Los budistas llaman a tales hombres Arhats. Aunque los espíritus humanos individuales son innumerables, colectivamente son uno, ya que cada gota de agua extraída del océano, metafóricamente hablando, puede tener una existencia individual, y aun así ser una con el resto de las gotas que van a formar ese océano, porque cada espíritu humano es un centelleo de la única luz omnipresente.
 
Este espíritu divino anima la flor, la partícula de granito en la ladera de la montaña, el león, el hombre. El mismo espíritu que anima la partícula de polvo, acechando latente en ella, anima al hombre, manifestándose en él en su más alto estado de actividad.
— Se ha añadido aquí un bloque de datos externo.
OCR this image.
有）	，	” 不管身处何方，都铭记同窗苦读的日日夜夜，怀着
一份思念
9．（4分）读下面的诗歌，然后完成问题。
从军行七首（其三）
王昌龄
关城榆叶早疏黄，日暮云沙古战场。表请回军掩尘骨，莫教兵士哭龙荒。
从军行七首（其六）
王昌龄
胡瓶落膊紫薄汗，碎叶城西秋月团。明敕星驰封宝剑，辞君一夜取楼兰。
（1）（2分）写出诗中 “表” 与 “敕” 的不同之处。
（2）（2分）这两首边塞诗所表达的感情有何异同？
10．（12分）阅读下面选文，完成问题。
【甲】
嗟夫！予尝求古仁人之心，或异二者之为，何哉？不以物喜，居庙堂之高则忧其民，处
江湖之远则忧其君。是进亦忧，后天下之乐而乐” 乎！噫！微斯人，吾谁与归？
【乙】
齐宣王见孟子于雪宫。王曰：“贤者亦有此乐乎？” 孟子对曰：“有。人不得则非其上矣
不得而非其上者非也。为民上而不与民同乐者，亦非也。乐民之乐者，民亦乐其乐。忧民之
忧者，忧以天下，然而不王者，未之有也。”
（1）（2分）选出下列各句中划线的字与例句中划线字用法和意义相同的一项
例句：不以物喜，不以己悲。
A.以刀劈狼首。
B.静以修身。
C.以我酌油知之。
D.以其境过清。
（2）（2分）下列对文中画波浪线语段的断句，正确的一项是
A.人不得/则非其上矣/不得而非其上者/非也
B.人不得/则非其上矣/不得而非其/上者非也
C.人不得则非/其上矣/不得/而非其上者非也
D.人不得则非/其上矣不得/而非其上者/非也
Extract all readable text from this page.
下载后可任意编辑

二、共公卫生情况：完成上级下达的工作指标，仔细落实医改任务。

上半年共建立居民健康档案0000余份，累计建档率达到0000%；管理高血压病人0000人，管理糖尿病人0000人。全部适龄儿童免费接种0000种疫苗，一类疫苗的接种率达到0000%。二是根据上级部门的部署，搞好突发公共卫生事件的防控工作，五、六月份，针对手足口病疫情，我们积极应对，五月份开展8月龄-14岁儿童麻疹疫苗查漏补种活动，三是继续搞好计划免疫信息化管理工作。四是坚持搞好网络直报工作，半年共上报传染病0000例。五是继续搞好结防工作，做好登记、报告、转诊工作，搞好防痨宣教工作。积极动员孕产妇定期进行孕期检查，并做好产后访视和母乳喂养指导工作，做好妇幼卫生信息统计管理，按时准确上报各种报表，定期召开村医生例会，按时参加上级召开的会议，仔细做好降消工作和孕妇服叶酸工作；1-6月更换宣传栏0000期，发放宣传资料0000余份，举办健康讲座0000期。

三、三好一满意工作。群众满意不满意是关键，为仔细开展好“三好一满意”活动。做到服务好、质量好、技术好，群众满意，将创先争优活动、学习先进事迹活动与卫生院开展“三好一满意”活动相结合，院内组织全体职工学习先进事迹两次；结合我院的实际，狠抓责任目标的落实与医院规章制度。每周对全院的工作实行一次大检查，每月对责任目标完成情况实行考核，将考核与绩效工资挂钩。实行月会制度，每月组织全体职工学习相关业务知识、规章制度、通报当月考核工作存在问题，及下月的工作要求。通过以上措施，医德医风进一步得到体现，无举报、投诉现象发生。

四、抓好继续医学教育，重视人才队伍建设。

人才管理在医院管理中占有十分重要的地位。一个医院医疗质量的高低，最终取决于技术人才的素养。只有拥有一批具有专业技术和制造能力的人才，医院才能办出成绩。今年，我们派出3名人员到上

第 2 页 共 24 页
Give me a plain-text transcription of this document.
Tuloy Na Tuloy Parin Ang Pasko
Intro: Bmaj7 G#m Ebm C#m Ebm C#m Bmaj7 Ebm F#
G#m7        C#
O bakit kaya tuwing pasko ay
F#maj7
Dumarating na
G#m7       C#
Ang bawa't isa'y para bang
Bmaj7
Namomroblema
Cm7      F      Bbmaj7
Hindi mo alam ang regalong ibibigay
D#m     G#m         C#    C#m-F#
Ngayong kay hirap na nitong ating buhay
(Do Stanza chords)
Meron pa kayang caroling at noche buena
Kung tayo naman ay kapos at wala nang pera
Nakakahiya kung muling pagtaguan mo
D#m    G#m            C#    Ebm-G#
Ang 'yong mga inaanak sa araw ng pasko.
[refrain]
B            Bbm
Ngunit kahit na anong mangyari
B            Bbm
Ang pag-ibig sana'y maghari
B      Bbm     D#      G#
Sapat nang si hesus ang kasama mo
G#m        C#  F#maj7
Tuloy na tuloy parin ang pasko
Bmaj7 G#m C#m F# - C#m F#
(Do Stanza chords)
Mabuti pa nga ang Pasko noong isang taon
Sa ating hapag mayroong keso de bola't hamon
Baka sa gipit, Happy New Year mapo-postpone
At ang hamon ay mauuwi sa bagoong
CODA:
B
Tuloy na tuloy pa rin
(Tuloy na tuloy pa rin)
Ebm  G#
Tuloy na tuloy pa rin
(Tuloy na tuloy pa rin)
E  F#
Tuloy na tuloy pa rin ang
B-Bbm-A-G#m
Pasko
Y esta doctrina de que Dios es la mente universal difundida a través de todas las cosas es la base de todas las filosofías antiguas.
 
¿Quién está mejor capacitado para impartirnos los misterios del más allá, tan erróneamente pensados como impenetrables, que estos hombres que habiendo logrado a través de la autodisciplina y la pureza de vida y propósito, lograr unirse con su "Dios", se les concedió algunos vislumbres, por imperfectos que sean, de la gran verdad?
 
El amor a la verdad es inherentemente el amor al bien; y así prevaleciendo sobre todo deseo del alma, purificándola y asimilándola a lo divino, gobernando así cada acto del individuo, eleva al hombre a una participación y comunión con la Divinidad.
 
Los hombres que poseían tales conocimientos y ejercitaban tales poderes se esforzaban pacientemente por algo mejor que la vana gloria de una fama pasajera. No buscándolo, se hicieron inmortales, como todos los que trabajan por el bien de la humanidad, olvidándose de sí mismos. Iluminados con la luz de la verdad eterna, estos alquimistas ricos-pobres fijaron su atención en las cosas que están más allá del conocimiento común, reconociendo nada inescrutable excepto la Primera Causa, y encontrando ninguna pregunta irresoluble.
 
Atreverse, saber, querer y CALLAR, era su regla constante; ser benéfico, desinteresado y sin pretensiones eran para ellos, impulsos espontáneos. Desdeñando las recompensas del pequeño tráfico, desdeñando la riqueza, el lujo, la pompa y el poder mundano, ellos han aspirado al conocimiento como la más satisfactoria de todas las adquisiciones.
 
 
(Nota: Las referencias de volumen y página a Isis Develada son en el orden de los extractos como sigue: II, 343; II, 567; II, 593; II, 374; I, 39; I, v; II, iv; I, vi; I, vii; I, 36; I, 467; I, 36; I, x; I, 36-7; I, 115; I, 328; I, 247; I, 433; II, 368-9; I, 424; I, 425; II, 41; I, 402; I, 615; II, 635; II, 80; I, 307; I, 560; I, 561; II, 121; II, 536; II, 84; II, 369; II, 402; I, xviii; II, 157; II, 158; I, 502; II, 159; II, 158-9; I, 291; I, 292; I, 289; I, 292; I, xiii; I, 66-7.)